A couple of months after I got the web server up and running, I saw an article in the March 4, 1997 issue of PC Magazine on programming CGI in C (PC Tech/Power Programming - Programming CGI in C, by Zan Oliphant). I had been trying to several months to learn C and C++ in conjunction with writing a program to perform a calculation we commonly have to make in the office. The calculation we have to make is the amount of offset of an injured workers' Social Security Disability Benefits for receipt of workers' compensation benefits. When I joined our law firm, the calculation was done using a worksheet designed for the purpose. I wrote a character-based C++ program that performed this calculation, which we used for several months. However, my boss wanted the ability to make changes to the data entries and rerun the program without having to re-enter all of the data. She also suggested that I make the output more readable. The boss's suggested modifications, the availability of a local web server, and Oliphant's article inspired me to rewrite my offset calculation program to make it CGI-compliant. I found a C++ class library which made it a snap to extract data from a CGI form. In a few days I had rewritten the program to extract the variables from a CGI form, perform the calculation, and return the results of the calcuation in a readable format. By making the program CGI-based, it also added the ability for the users to make changes in the input variables simply by hitting the Back button on the web browser, making the changes, and resubmitting the form. Since installing the CGI version of my offset calculation program I have written and added other CGI programs which perform other useful calculations needed in connection with our law practice.
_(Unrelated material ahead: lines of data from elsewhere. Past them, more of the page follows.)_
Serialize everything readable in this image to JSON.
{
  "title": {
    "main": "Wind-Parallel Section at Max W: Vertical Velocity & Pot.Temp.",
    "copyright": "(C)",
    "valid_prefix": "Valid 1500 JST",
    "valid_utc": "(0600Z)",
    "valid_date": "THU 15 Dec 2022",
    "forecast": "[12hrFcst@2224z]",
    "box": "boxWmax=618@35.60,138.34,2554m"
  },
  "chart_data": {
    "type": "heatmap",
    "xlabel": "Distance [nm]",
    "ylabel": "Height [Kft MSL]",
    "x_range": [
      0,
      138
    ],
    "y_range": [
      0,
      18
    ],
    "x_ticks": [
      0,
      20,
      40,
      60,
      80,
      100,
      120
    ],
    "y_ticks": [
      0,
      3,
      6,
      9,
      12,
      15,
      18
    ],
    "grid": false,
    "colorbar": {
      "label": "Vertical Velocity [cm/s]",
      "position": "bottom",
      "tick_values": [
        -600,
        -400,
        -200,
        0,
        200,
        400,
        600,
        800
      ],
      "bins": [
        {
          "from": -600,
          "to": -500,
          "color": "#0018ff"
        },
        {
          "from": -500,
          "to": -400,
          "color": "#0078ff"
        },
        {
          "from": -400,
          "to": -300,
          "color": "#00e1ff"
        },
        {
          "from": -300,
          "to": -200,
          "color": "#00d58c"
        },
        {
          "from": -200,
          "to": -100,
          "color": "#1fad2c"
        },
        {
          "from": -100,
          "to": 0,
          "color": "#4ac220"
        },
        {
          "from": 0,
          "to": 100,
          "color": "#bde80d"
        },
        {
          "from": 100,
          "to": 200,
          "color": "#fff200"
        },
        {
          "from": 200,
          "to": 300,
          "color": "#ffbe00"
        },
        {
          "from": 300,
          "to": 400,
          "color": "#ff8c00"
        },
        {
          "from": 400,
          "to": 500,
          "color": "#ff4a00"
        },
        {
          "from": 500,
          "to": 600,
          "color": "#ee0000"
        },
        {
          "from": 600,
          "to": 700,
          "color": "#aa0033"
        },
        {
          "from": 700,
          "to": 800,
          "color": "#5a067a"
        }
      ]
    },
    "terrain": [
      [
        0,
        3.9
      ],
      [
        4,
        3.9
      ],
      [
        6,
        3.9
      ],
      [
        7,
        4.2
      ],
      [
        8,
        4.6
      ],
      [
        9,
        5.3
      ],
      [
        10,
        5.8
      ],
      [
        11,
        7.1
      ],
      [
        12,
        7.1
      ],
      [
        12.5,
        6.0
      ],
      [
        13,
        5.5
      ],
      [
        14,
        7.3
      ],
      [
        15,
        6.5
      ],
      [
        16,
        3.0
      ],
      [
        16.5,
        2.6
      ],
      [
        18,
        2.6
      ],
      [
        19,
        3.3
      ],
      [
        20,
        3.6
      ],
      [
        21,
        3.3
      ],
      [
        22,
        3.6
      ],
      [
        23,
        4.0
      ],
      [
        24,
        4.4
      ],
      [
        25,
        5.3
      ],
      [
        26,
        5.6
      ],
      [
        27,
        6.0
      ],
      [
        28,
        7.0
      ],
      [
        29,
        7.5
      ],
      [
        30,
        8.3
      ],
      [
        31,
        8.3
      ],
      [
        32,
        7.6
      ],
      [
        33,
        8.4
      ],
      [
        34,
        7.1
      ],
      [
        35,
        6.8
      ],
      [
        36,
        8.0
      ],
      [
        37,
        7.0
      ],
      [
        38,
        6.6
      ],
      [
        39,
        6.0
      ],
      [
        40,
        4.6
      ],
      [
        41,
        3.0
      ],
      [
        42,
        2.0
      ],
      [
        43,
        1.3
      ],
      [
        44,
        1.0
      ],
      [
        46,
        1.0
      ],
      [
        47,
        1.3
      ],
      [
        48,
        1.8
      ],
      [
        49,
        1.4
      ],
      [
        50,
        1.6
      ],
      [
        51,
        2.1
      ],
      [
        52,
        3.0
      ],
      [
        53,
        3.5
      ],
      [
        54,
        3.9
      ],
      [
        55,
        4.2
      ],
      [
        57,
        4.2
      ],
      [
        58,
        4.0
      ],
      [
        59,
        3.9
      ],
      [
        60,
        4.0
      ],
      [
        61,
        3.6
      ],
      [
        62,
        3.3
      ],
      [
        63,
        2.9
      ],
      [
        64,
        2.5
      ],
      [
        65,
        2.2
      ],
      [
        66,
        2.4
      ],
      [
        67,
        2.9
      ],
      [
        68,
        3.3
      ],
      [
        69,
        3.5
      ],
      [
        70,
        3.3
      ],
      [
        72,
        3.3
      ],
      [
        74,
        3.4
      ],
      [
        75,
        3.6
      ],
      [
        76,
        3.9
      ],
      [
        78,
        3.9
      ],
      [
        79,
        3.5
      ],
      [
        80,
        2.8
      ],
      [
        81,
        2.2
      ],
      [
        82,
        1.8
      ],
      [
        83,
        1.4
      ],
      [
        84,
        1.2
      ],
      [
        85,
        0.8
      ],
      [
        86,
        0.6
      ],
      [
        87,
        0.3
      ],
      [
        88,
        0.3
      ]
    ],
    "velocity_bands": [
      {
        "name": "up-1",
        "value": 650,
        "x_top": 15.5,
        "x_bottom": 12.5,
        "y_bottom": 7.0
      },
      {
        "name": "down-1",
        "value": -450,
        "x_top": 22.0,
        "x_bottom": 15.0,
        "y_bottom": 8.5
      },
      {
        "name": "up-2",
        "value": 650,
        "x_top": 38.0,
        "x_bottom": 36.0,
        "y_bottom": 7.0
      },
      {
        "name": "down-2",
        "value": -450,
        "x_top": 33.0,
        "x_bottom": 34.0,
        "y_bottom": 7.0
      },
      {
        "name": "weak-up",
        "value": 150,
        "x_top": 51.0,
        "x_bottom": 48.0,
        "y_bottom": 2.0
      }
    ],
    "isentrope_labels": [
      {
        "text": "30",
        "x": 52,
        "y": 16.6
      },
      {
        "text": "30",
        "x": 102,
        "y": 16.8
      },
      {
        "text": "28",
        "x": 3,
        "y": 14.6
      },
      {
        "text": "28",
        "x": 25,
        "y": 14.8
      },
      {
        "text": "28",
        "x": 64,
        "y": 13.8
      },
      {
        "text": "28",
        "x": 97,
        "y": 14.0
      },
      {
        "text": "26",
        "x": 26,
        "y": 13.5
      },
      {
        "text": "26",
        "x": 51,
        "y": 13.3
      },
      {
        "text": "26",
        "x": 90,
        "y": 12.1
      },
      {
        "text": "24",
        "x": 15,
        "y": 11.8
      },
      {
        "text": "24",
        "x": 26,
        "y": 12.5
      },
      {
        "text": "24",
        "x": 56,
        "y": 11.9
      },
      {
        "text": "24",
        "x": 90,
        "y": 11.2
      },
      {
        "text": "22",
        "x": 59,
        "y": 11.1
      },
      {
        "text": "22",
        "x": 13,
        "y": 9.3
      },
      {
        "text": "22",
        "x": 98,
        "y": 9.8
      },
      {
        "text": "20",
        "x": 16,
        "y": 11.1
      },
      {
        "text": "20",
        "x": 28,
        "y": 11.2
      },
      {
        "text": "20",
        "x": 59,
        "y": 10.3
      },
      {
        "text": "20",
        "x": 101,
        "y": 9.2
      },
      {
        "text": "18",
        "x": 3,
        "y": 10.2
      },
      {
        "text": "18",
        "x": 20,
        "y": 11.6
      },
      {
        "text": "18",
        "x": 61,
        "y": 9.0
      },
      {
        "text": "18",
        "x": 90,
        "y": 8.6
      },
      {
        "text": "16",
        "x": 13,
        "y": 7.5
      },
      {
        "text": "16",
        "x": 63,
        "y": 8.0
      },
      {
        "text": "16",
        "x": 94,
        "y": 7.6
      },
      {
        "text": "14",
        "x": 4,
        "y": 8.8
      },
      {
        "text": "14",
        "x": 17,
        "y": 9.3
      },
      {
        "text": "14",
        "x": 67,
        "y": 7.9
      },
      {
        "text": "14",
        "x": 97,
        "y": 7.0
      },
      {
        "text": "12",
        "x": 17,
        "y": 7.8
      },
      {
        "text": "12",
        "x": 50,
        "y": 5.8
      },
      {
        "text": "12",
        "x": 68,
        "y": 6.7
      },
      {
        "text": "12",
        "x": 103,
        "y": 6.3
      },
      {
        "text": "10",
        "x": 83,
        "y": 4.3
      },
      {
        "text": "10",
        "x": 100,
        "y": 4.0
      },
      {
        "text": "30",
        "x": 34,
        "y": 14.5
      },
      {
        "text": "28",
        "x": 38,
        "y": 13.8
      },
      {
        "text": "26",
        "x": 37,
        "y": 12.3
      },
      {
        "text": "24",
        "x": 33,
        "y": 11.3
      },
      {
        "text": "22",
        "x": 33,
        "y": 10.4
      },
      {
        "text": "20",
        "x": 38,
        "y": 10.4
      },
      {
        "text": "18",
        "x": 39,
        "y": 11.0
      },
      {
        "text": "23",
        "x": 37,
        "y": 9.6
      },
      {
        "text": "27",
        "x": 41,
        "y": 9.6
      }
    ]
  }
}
Over the course of 1997, I added additional functionality to our Linux server. In order to help me learn more about Novell servers and networking and also to make the private "anonymous" FTP collection I have amassed available to workstations in our office that were not IP enabled, I installed MARS_NWE, a package that emulates a Novell 3.12 server on a Linux machine. Now, from any machine on our network I can access our FTP collection simply by attaching to the MARS_NWE server. I also downloaded and installed a DHCP server to make my job of assigning IP addresses easier. I've added a 56K x2 modem to accomodate our ever increasing need for Internet bandwidth. As our need grows, I suspect we may need to consider dedicated access and/or ISDN, both of which will be easy to accomodate with our Linux gateway.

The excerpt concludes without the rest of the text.